In many cases, arranging a joint clinic to make MDT management decisions more than once per week would be challenging, if not impossible. Putting Feet First (NHS Diabetes and Diabetes UK, 2009) has provided the framework for dealing with emergency and urgent situations in secondary care, including out-of-hours staff on-call and in accident and emergency departments. 

It is the role of the multidisciplinary foot care team (MDFCT) to be responsive to these problems as they arise. This team should not be seen in isolation but as part of the integrated foot care team that stretches across traditional healthcare boundaries. The MDFCT is very reliant on the other members of the wider team (such as those in primary care) preventing problems, recognising when problems require further investigation and referring the individual to a specialist. The MDFCT also needs to be able to return people to primary care once a crisis has been resolved.

Conclusion
The increasing incidence of diabetes and the subsequent increase in foot disease is testing every healthcare system. The triad of pathologies in the diabetic foot (neuropathy, ischaemia and infection) can be overwhelming and it is key that proportionally more healthcare professionals are involved in the care of the diabetic foot to prevent an epidemic of amputations. 
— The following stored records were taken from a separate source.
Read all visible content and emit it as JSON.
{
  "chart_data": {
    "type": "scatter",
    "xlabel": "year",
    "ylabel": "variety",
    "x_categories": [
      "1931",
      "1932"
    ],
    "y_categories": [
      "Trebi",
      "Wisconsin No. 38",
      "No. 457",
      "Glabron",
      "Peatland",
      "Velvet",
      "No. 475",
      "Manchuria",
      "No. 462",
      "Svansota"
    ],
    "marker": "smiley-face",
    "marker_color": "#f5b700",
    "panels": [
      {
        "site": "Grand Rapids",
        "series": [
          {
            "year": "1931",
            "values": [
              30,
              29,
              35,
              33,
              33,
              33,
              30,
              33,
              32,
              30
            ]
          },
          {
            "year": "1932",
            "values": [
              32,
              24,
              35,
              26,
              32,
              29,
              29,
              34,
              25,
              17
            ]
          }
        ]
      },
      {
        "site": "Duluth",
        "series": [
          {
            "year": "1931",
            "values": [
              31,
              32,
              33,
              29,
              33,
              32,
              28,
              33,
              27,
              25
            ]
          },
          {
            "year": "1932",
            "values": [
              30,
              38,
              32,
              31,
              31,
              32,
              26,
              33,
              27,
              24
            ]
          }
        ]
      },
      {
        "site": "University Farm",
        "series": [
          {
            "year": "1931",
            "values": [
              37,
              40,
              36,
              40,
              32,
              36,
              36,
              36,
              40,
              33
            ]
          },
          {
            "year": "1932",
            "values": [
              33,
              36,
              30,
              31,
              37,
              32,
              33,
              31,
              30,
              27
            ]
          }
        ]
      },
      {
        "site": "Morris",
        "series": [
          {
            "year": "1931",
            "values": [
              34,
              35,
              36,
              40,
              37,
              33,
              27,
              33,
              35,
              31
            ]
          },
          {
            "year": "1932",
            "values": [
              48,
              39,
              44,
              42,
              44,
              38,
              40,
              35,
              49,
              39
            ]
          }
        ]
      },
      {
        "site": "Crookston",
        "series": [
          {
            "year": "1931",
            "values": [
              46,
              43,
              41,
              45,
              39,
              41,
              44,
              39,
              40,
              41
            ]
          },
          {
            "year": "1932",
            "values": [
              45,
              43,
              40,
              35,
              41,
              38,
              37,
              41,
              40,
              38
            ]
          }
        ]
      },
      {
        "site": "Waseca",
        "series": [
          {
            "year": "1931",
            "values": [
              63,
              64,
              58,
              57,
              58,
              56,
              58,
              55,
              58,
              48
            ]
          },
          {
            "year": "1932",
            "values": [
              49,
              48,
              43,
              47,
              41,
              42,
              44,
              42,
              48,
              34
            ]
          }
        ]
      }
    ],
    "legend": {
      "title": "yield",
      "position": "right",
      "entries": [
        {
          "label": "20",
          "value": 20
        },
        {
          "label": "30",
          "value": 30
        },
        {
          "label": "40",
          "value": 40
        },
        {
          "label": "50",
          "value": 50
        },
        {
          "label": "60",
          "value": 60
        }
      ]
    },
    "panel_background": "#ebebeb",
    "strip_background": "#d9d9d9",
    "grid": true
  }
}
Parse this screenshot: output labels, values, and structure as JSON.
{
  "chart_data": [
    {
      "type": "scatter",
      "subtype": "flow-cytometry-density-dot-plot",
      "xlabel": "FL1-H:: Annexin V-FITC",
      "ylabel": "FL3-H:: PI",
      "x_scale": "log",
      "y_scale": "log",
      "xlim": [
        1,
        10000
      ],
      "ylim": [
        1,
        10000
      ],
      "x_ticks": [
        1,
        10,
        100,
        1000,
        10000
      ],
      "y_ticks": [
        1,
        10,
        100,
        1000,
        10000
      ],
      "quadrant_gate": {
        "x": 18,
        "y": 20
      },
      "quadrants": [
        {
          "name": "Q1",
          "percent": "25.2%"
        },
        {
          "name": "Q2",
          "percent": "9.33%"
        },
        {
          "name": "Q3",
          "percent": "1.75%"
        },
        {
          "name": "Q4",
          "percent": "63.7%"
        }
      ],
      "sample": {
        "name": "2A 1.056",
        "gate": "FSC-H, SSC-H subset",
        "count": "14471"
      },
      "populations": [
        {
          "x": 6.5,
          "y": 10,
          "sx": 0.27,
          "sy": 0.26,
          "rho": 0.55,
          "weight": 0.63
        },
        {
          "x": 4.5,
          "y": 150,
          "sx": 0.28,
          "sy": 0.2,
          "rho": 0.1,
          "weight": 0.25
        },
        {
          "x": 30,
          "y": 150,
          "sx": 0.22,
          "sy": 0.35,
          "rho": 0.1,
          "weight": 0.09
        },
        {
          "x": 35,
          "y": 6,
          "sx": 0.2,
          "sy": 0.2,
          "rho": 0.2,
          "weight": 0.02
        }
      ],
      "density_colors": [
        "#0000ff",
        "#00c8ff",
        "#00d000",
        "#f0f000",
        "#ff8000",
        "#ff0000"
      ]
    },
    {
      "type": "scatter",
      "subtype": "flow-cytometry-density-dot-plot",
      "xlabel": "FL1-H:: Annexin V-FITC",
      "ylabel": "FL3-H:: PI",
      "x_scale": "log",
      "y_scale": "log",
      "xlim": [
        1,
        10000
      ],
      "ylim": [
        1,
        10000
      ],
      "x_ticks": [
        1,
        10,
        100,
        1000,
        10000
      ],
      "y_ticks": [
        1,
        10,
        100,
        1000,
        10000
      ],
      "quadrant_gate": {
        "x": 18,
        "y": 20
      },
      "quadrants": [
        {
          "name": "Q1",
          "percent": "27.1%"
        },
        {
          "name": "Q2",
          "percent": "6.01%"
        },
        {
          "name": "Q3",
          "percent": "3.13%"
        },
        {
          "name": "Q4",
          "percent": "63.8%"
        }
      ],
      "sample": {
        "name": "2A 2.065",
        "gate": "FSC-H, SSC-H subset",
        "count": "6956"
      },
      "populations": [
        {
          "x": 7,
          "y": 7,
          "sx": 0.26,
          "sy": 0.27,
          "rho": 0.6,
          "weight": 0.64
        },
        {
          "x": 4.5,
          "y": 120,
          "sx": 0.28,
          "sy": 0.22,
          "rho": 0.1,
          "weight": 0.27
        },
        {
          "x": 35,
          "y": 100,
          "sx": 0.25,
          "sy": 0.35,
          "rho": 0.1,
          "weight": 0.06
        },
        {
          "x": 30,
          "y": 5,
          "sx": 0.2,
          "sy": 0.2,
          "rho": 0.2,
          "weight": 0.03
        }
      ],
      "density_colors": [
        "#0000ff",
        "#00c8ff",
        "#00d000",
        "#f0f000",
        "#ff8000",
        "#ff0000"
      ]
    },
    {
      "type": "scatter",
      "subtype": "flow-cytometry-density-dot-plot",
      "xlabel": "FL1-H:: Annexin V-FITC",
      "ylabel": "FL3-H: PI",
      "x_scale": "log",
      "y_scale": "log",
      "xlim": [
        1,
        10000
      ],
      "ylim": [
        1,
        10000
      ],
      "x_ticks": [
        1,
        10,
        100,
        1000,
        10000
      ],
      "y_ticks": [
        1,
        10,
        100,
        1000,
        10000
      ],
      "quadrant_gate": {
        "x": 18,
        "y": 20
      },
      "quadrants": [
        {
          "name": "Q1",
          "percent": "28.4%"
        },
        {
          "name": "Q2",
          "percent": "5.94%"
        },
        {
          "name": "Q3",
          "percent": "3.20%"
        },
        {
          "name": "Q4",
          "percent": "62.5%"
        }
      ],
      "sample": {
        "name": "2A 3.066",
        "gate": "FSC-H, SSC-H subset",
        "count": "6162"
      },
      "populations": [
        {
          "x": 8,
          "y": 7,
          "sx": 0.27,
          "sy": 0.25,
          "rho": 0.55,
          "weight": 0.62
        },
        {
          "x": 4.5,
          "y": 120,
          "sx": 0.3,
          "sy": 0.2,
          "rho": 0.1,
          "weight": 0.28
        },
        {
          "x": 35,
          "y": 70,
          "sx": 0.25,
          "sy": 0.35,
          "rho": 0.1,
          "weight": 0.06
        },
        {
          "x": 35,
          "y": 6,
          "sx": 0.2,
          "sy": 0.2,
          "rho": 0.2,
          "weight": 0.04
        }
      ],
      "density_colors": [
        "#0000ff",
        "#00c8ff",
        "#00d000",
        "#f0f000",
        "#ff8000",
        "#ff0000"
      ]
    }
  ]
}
In the present economic climate, further investment is becoming less likely. However, by developing an integrated approach we can more successfully manage our diabetes population. The focusing of resources based on risk stratification and away from the traditional model of treating all people with diabetes uniformly is an important step. An integrated foot care team is a natural progression from shared care, but at this present time is not an easily achievable goal. It requires leadership and a high level of commitment to joint working, which is more difficult in an era of foundation Trusts and “competition”. The process begins by developing communications to facilitate joint working on policies and protocols and sharing experiences. 

Failure to produce an integrated foot care team will result in the continuation of current uncoordinated care. This is likely to be clinically and economically inefficient and may also produce second-rate outcomes for people with diabetes.